I recently read a
quote in Jesus Calling, a daily devotional book, that really encouraged me. It
said, “I have chosen you less for your strengths than for your weaknesses,
which amplify your need for Me.” Throughout this whole year, I’ve seen again
and again just how many weaknesses I have. There aren’t many sins listed in the
Bible that I don’t struggle with. I struggle daily with greed, jealousy, anger,
sexual sin, drunkenness, gluttony, all kinds of idolatory, selfishness, gossip,
prideful thoughts, judgmental thoughts, hateful thoughts, and many others that
would take too long to list. I also routinely battle doubts, anxieties, fears,
feelings of inadequacy, feelings of depression, feelings of guilt, and even
feelings of guilt when I don’t feel guilty but feel like I should. Aside from
all these things, I can also be pretty hypocritical at times. I don’t naturally
enjoy sharing the gospel, or serving the homeless, or putting others first, or
even going to church. There have been many times when I've stolen, lied, or
cheated when I knew I could get away with it or when I knew it would make me
look better. It's much easier for me to be inappropriate around
non-believers than it is to share about how much Jesus loves them. I
naturally just live to please myself and do what makes me feel good. I make my
life all about me. I used to think I was a good person, but the closer I've
grown to God, the more I've realized that I'm not a good person. Not even
close. Even when it looks as if I’m doing good things, my motives are a lot of
times more for selfish reasons than motivated by love. Like it says in Isaiah
64:6, even our righteous acts are like filthy rags. Recently, I have been
feeling just like the apostle Paul in 1 Timothy 1:15 when he says that he is
the worst of sinners.
As I’ve been
realizing just how much of a broken person I am, it's been very easy to get
down and discouraged. I’m starting to see just how helpless I am apart from
Christ. When I control my life, I literally can't do anything of eternal value
(John 15:5). Thankfully, God has also encouraged me through this process of
humbling. I've been reminded that my salvation is not at all based on my performance
as a Christian, but totally, 100% on God’s grace. That is such an awesome
thought! With this in mind, I've told myself to worry less about doing things
for God, and instead, to
focus on being with God. Spending time with him in prayer, spending time
reading the Bible, spending time thinking about God's character. And then trust
that He will work in my heart and change me from the inside out. This is the
good news of the gospel: that God has done for us what we could never do. No
amount of church attendance, prayer, giving of my money and time, mission
trips, or good deeds will ever get me even one step closer to Christ. All that
is needed is to trust that Jesus' sacrifice is enough and to have faith in Him.

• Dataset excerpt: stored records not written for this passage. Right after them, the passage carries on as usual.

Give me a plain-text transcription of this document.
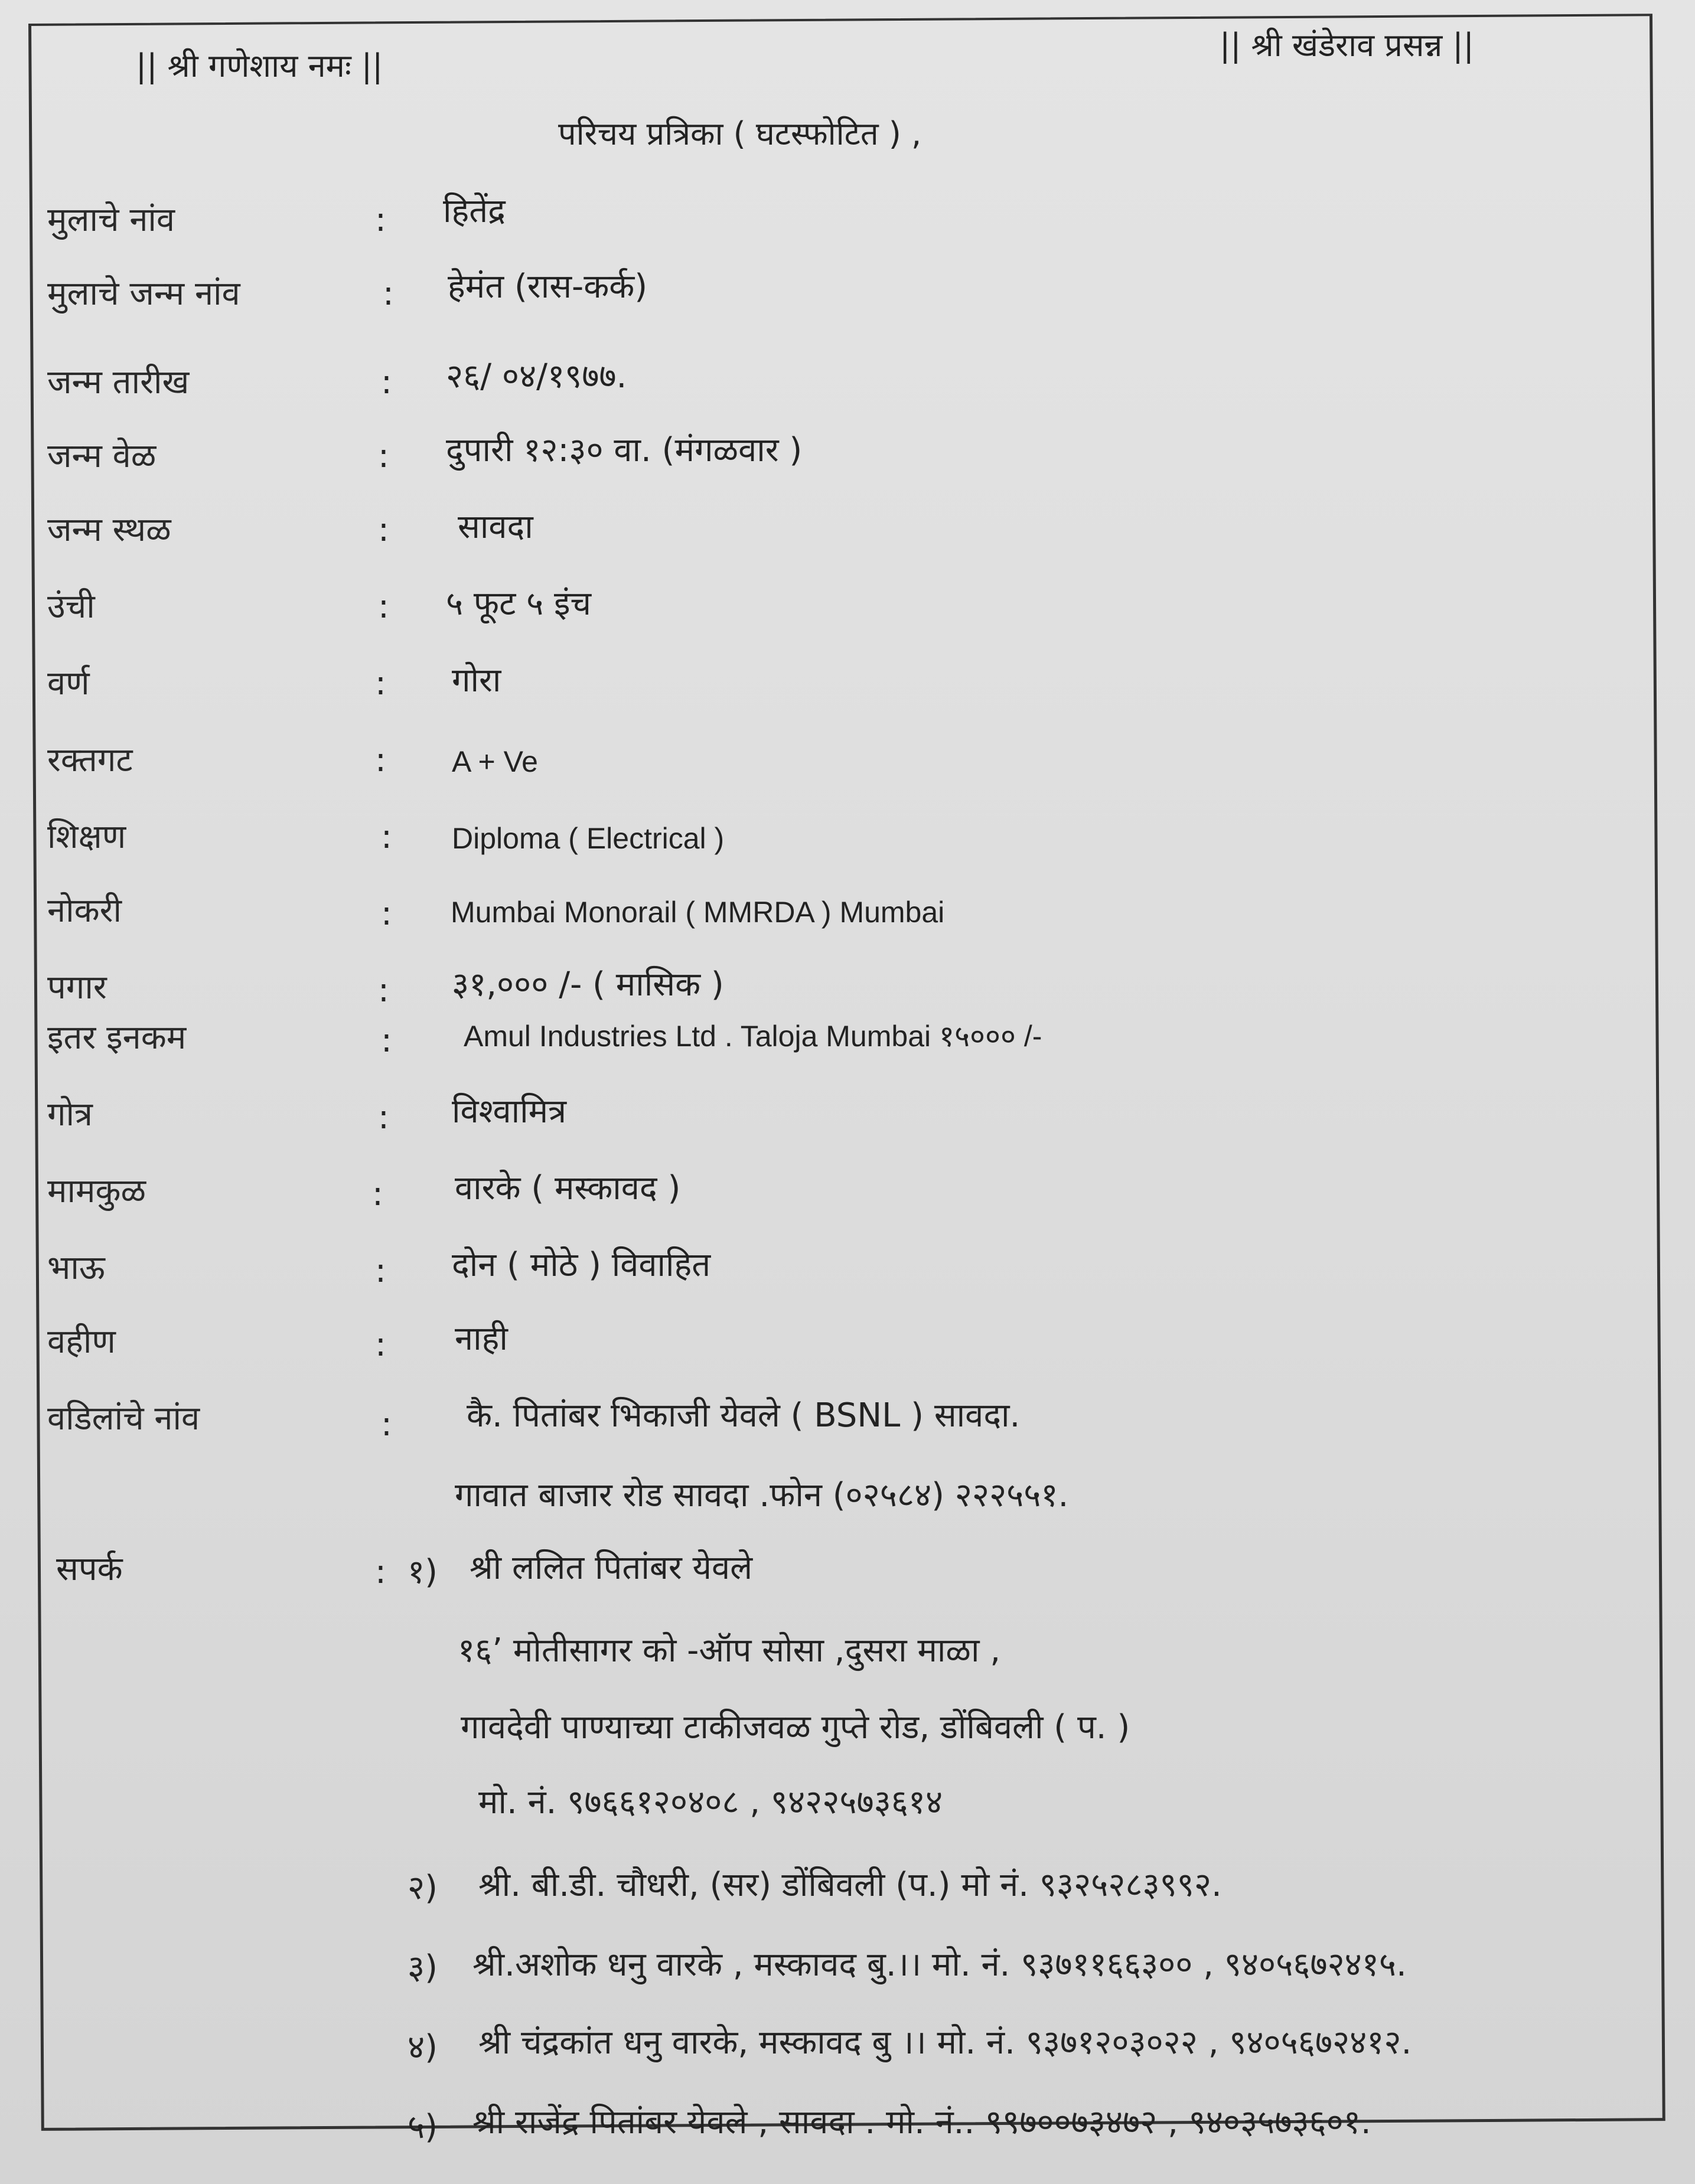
|| श्री गणेशाय नमः ||
|| श्री खंडेराव प्रसन्न ||
परिचय प्रत्रिका ( घटस्फोटित ) ,
मुलाचे नांव	: हितेंद्र
मुलाचे जन्म नांव	: हेमंत (रास-कर्क)
जन्म तारीख	: २६/ ०४/१९७७.
जन्म वेळ	: दुपारी १२:३० वा. (मंगळवार )
जन्म स्थळ	: सावदा
उंची	: ५ फूट ५ इंच
वर्ण	: गोरा
रक्तगट	: A + Ve
शिक्षण	: Diploma ( Electrical )
नोकरी	: Mumbai Monorail ( MMRDA ) Mumbai
पगार	: ३१,००० /- ( मासिक )
इतर इनकम	: Amul Industries Ltd . Taloja Mumbai १५००० /-
गोत्र	: विश्वामित्र
मामकुळ	: वारके ( मस्कावद )
भाऊ	: दोन ( मोठे ) विवाहित
वहीण	: नाही
वडिलांचे नांव	: कै. पितांबर भिकाजी येवले ( BSNL ) सावदा.
गावात बाजार रोड सावदा .फोन (०२५८४) २२२५५१.
सपर्क	: १) श्री ललित पितांबर येवले
१६’ मोतीसागर को -ऑप सोसा ,दुसरा माळा ,
गावदेवी पाण्याच्या टाकीजवळ गुप्ते रोड, डोंबिवली ( प. )
मो. नं. ९७६६१२०४०८ , ९४२२५७३६१४
२) श्री. बी.डी. चौधरी, (सर) डोंबिवली (प.) मो नं. ९३२५२८३९९२.
३) श्री.अशोक धनु वारके , मस्कावद बु.।। मो. नं. ९३७११६६३०० , ९४०५६७२४१५.
४) श्री चंद्रकांत धनु वारके, मस्कावद बु ।। मो. नं. ९३७१२०३०२२ , ९४०५६७२४१२.
५) श्री राजेंद्र पितांबर येवले , सावदा . मो. नं.. ९९७००७३४७२ , ९४०३५७३६०१.
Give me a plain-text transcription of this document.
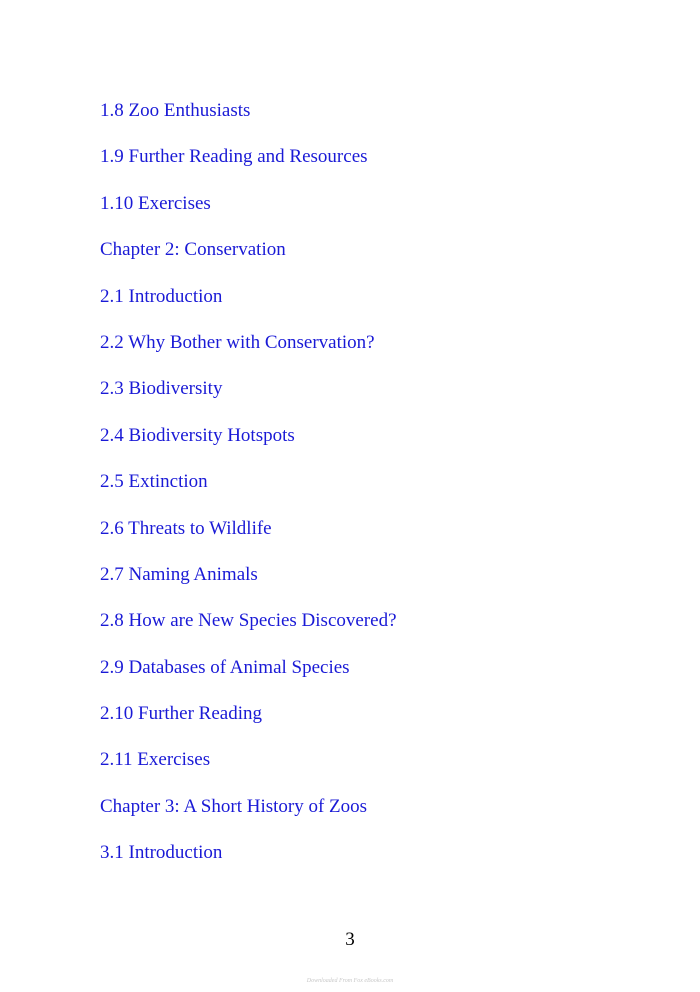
1.8 Zoo Enthusiasts
1.9 Further Reading and Resources
1.10 Exercises
Chapter 2: Conservation
2.1 Introduction
2.2 Why Bother with Conservation?
2.3 Biodiversity
2.4 Biodiversity Hotspots
2.5 Extinction
2.6 Threats to Wildlife
2.7 Naming Animals
2.8 How are New Species Discovered?
2.9 Databases of Animal Species
2.10 Further Reading
2.11 Exercises
Chapter 3: A Short History of Zoos
3.1 Introduction
3
Downloaded From Fox eBooks.com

Once we realize this, and this is only by the help of God's grace, do we become
like the man in the parable of the hidden treasure in the field. Once he found
the treasure, he joyfully sold everything he had to buy the field because he
realized that nothing else mattered, not comfort, not success, not money, not
anything.
My prayer is that God
will open my eyes so that I will treasure a relationship with Him so much that
everything thing else in life will just fade in comparison.